Mes mains partent à l’assaut de tes reins alors que je colle mes lèvres à celles de ton bas-ventre en une si belle étreinte que ton dos ondule avec lenteur. Je veux encore et encore t’aimer comme cela, soumis corps et âme à la juste loi du plaisir à donner sans retenue aucune, et j’étouffe de bonheur à la sensation de ton abandon, Petite Sirène qui m’offre son intimité, dont les mains s’accrochent à mes épaules, et qui vibre doucement de mes caresses.
Tes mains attirent ma tête entre tes seins. Ton buste dénudé, abandonné par la couette durant mes caresses, tout tiède, accueille ma tête toute chaude. A tâtons, tu me saisis doucement. Sous la chaleur de tes doigts, mon désir s’épanouit doucement. « Partageons », murmures-tu en me faisant glisser en toi comme par magie.
Éternelle émotion retrouvée des recommencements : me reviennent toutes les merveilleuses sensations qui m’avaient envahi lors de notre première fois. Nous étions vierges l’un de l’autre, et nous sommes laissés dériver vers un tourbillon de bonheur. Nos bouches s’épousent lentement, s’attirent et se soudent alors que plus bas, nos reins semblent danser doucement. Merveilleux rythme qui nous conduit lentement mais sûrement vers la lumière.

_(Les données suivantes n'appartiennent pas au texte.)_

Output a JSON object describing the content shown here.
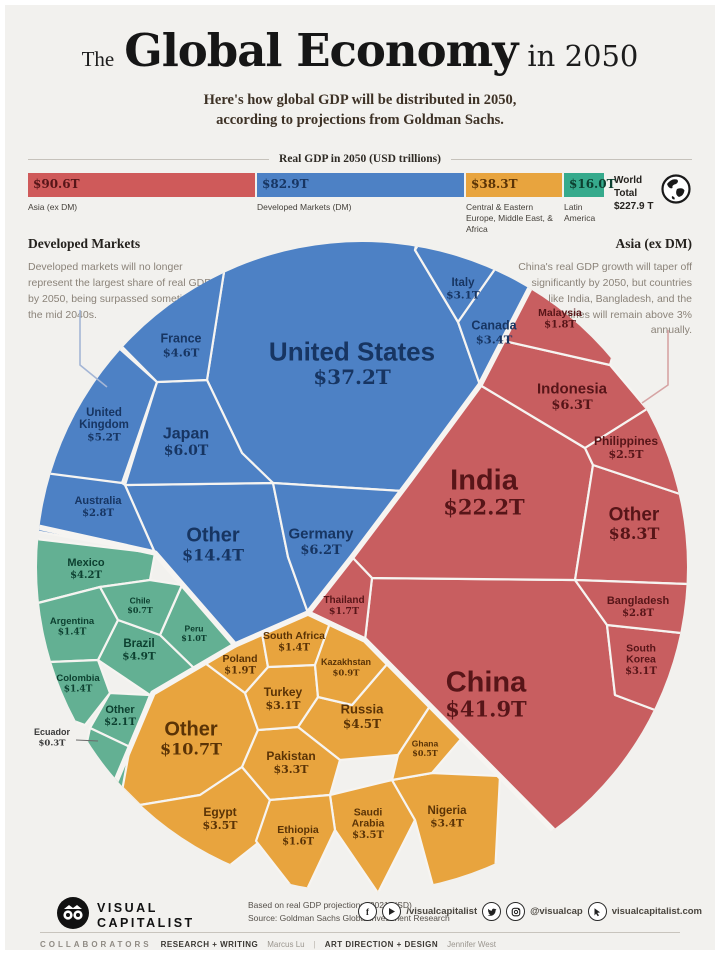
{
  "header": {
    "the": "The",
    "title": "Global Economy",
    "in_year": "in 2050",
    "subtitle_line1": "Here's how global GDP will be distributed in 2050,",
    "subtitle_line2": "according to projections from Goldman Sachs."
  },
  "legend": {
    "title": "Real GDP in 2050 (USD trillions)",
    "world_total_label": "World Total",
    "world_total_value": "$227.9 T"
  },
  "annotations": {
    "left": {
      "title": "Developed Markets",
      "text": "Developed markets will no longer represent the largest share of real GDP by 2050, being surpassed sometime in the mid 2040s."
    },
    "right": {
      "title": "Asia (ex DM)",
      "text": "China's real GDP growth will taper off significantly by 2050, but countries like India, Bangladesh, and the Philippines will remain above 3% annually."
    }
  },
  "chart_data": {
    "type": "voronoi_circle",
    "title": "Real GDP in 2050 (USD trillions)",
    "unit": "USD trillions",
    "world_total": 227.9,
    "groups": [
      {
        "id": "asia",
        "legend_label": "Asia (ex DM)",
        "total": 90.6,
        "color": "#c85e60",
        "legend_color": "#cf5a5a",
        "text_color": "#571518",
        "countries": [
          {
            "id": "china",
            "name": "China",
            "value": 41.9
          },
          {
            "id": "india",
            "name": "India",
            "value": 22.2
          },
          {
            "id": "other_asia",
            "name": "Other",
            "value": 8.3
          },
          {
            "id": "indonesia",
            "name": "Indonesia",
            "value": 6.3
          },
          {
            "id": "south_korea",
            "name": "South Korea",
            "value": 3.1
          },
          {
            "id": "bangladesh",
            "name": "Bangladesh",
            "value": 2.8
          },
          {
            "id": "philippines",
            "name": "Philippines",
            "value": 2.5
          },
          {
            "id": "malaysia",
            "name": "Malaysia",
            "value": 1.8
          },
          {
            "id": "thailand",
            "name": "Thailand",
            "value": 1.7
          }
        ]
      },
      {
        "id": "dm",
        "legend_label": "Developed Markets (DM)",
        "total": 82.9,
        "color": "#4d81c5",
        "legend_color": "#4d81c5",
        "text_color": "#173562",
        "countries": [
          {
            "id": "us",
            "name": "United States",
            "value": 37.2
          },
          {
            "id": "other_dm",
            "name": "Other",
            "value": 14.4
          },
          {
            "id": "germany",
            "name": "Germany",
            "value": 6.2
          },
          {
            "id": "japan",
            "name": "Japan",
            "value": 6.0
          },
          {
            "id": "uk",
            "name": "United Kingdom",
            "value": 5.2
          },
          {
            "id": "france",
            "name": "France",
            "value": 4.6
          },
          {
            "id": "canada",
            "name": "Canada",
            "value": 3.4
          },
          {
            "id": "italy",
            "name": "Italy",
            "value": 3.1
          },
          {
            "id": "australia",
            "name": "Australia",
            "value": 2.8
          }
        ]
      },
      {
        "id": "ceemea",
        "legend_label": "Central & Eastern Europe, Middle East, & Africa",
        "total": 38.3,
        "color": "#e8a43e",
        "legend_color": "#e8a43e",
        "text_color": "#5a3306",
        "countries": [
          {
            "id": "other_ceemea",
            "name": "Other",
            "value": 10.7
          },
          {
            "id": "russia",
            "name": "Russia",
            "value": 4.5
          },
          {
            "id": "egypt",
            "name": "Egypt",
            "value": 3.5
          },
          {
            "id": "saudi_arabia",
            "name": "Saudi Arabia",
            "value": 3.5
          },
          {
            "id": "nigeria",
            "name": "Nigeria",
            "value": 3.4
          },
          {
            "id": "pakistan",
            "name": "Pakistan",
            "value": 3.3
          },
          {
            "id": "turkey",
            "name": "Turkey",
            "value": 3.1
          },
          {
            "id": "poland",
            "name": "Poland",
            "value": 1.9
          },
          {
            "id": "ethiopia",
            "name": "Ethiopia",
            "value": 1.6
          },
          {
            "id": "south_africa",
            "name": "South Africa",
            "value": 1.4
          },
          {
            "id": "kazakhstan",
            "name": "Kazakhstan",
            "value": 0.9
          },
          {
            "id": "ghana",
            "name": "Ghana",
            "value": 0.5
          }
        ]
      },
      {
        "id": "latam",
        "legend_label": "Latin America",
        "total": 16.0,
        "color": "#63b093",
        "legend_color": "#36aa8c",
        "text_color": "#0d4030",
        "countries": [
          {
            "id": "brazil",
            "name": "Brazil",
            "value": 4.9
          },
          {
            "id": "mexico",
            "name": "Mexico",
            "value": 4.2
          },
          {
            "id": "other_latam",
            "name": "Other",
            "value": 2.1
          },
          {
            "id": "argentina",
            "name": "Argentina",
            "value": 1.4
          },
          {
            "id": "colombia",
            "name": "Colombia",
            "value": 1.4
          },
          {
            "id": "peru",
            "name": "Peru",
            "value": 1.0
          },
          {
            "id": "chile",
            "name": "Chile",
            "value": 0.7
          },
          {
            "id": "ecuador",
            "name": "Ecuador",
            "value": 0.3
          }
        ]
      }
    ]
  },
  "footer": {
    "logo_line1": "VISUAL",
    "logo_line2": "CAPITALIST",
    "note_line1": "Based on real GDP projections (2021 USD)",
    "note_line2": "Source: Goldman Sachs Global Investment Research",
    "social": {
      "handle_fb_yt": "/visualcapitalist",
      "handle_tw_ig": "@visualcap",
      "website": "visualcapitalist.com"
    },
    "collaborators": {
      "label": "COLLABORATORS",
      "role1": "RESEARCH + WRITING",
      "name1": "Marcus Lu",
      "divider": "|",
      "role2": "ART DIRECTION + DESIGN",
      "name2": "Jennifer West"
    }
  }
}
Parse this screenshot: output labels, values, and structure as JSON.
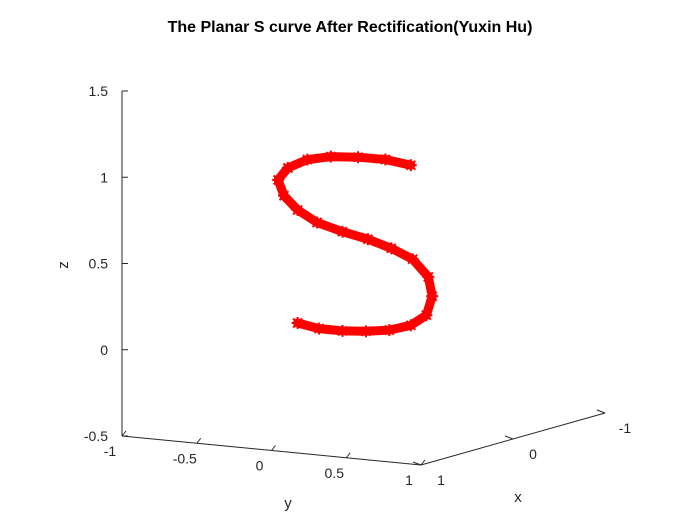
{
  "chart_data": {
    "type": "scatter",
    "title": "The Planar S curve After Rectification(Yuxin Hu)",
    "xlabel": "x",
    "ylabel": "y",
    "zlabel": "z",
    "xlim": [
      -1,
      1
    ],
    "ylim": [
      -1,
      1
    ],
    "zlim": [
      -0.5,
      1.5
    ],
    "grid": false,
    "x_ticks": [
      {
        "value": -1,
        "label": "-1"
      },
      {
        "value": 0,
        "label": "0"
      },
      {
        "value": 1,
        "label": "1"
      }
    ],
    "y_ticks": [
      {
        "value": -1,
        "label": "-1"
      },
      {
        "value": -0.5,
        "label": "-0.5"
      },
      {
        "value": 0,
        "label": "0"
      },
      {
        "value": 0.5,
        "label": "0.5"
      },
      {
        "value": 1,
        "label": "1"
      }
    ],
    "z_ticks": [
      {
        "value": -0.5,
        "label": "-0.5"
      },
      {
        "value": 0,
        "label": "0"
      },
      {
        "value": 0.5,
        "label": "0.5"
      },
      {
        "value": 1,
        "label": "1"
      },
      {
        "value": 1.5,
        "label": "1.5"
      }
    ],
    "marker": "*",
    "marker_color": "#ff0000",
    "series": [
      {
        "color": "#ff0000",
        "y": [
          0.85,
          0.72,
          0.58,
          0.44,
          0.32,
          0.22,
          0.17,
          0.2,
          0.27,
          0.37,
          0.5,
          0.63,
          0.75,
          0.86,
          0.94,
          0.96,
          0.93,
          0.85,
          0.74,
          0.62,
          0.5,
          0.38,
          0.27
        ],
        "z": [
          1.07,
          1.1,
          1.11,
          1.11,
          1.09,
          1.04,
          0.97,
          0.88,
          0.8,
          0.73,
          0.68,
          0.64,
          0.59,
          0.53,
          0.43,
          0.32,
          0.21,
          0.15,
          0.12,
          0.11,
          0.11,
          0.12,
          0.15
        ]
      }
    ]
  }
}
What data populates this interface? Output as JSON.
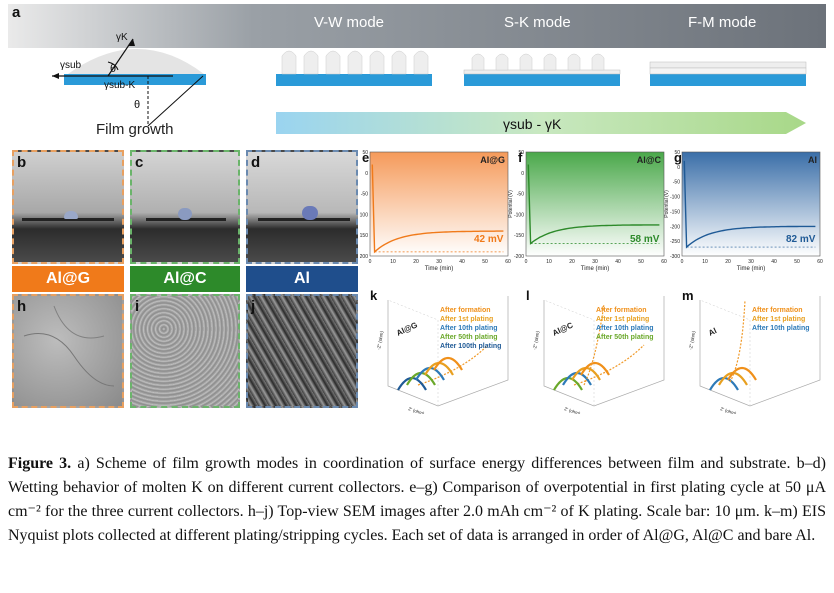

Nous nous prenons sans ménagement, maintenant. Nous luttons l’un contre l’autre, travaillant à tour de rôle, avec fougue mais sans violence, laissant la force de nos corps se rassasier l’un de l’autre. Comme deux athlètes qui s’affrontent en un pugilat tantôt rapide, tantôt profond, nos voix se croisent sous l’effort. La tienne me dit « viens », la mienne ne peut articuler. Elle monte cependant. Je voudrais me calmer, mais je sens ton corps qui veut le mien, et j’explose en un feu d’artifice de frissons, foudroyé par notre désir et notre amour en répandant au fond de ton ventre toute la jouissance de l’univers.
Sous tes yeux clos, comme en un religieux recueillement, ta bouche semble figée en un sourire comblé.
Mais je ne quitte pas ma petite protégée. Sous moi, à l’abri, je ramène doucement tes jambes l’une contre l’autre. Tu m’enserres d’autant plus fort ainsi, et je reste prisonnier au fond de ton ventre comme jamais prisonnier ne sera aussi heureux. Mes bras te tiennent la taille, mes jambes autour des tiennes, je bascule sur le dos et je t’entraîne sur moi.
Là, mes mains et ma bouche entreprennent de te rechercher. Sur ton dos, tes fesses, mes doigts écrivent un roman. Ta bouche explore la mienne. Je suis toujours au fond de ton ventre, où je grandis à nouveau. Notre position nous ranime tous deux : toi couchée sur moi, les jambes jointes, jolie missionnaire sur son amant couché sur le dos, jambes écartées. Qui est qui ? A qui le tour de faire l’amour à son amant ? Les yeux plantés dans les miens, tu me sens si grand à nouveau, si ferme qu’en nous laissant aller nous nous violerions sans retenue.
Mais tu as d’autres idées. Tu m’assieds au bord du lit, et t’imposes à moi, à califourchon sur mon désir dressé. Tu sais combien cette position a le don de me rendre fou, et, l’air coquin, me saisis les poignets, et guide mes mains vers tes reins. Doucement, c’est tout ton corps qui remonte dans un soupir, puis redescend pour m’envelopper, dressé dans ton ventre et...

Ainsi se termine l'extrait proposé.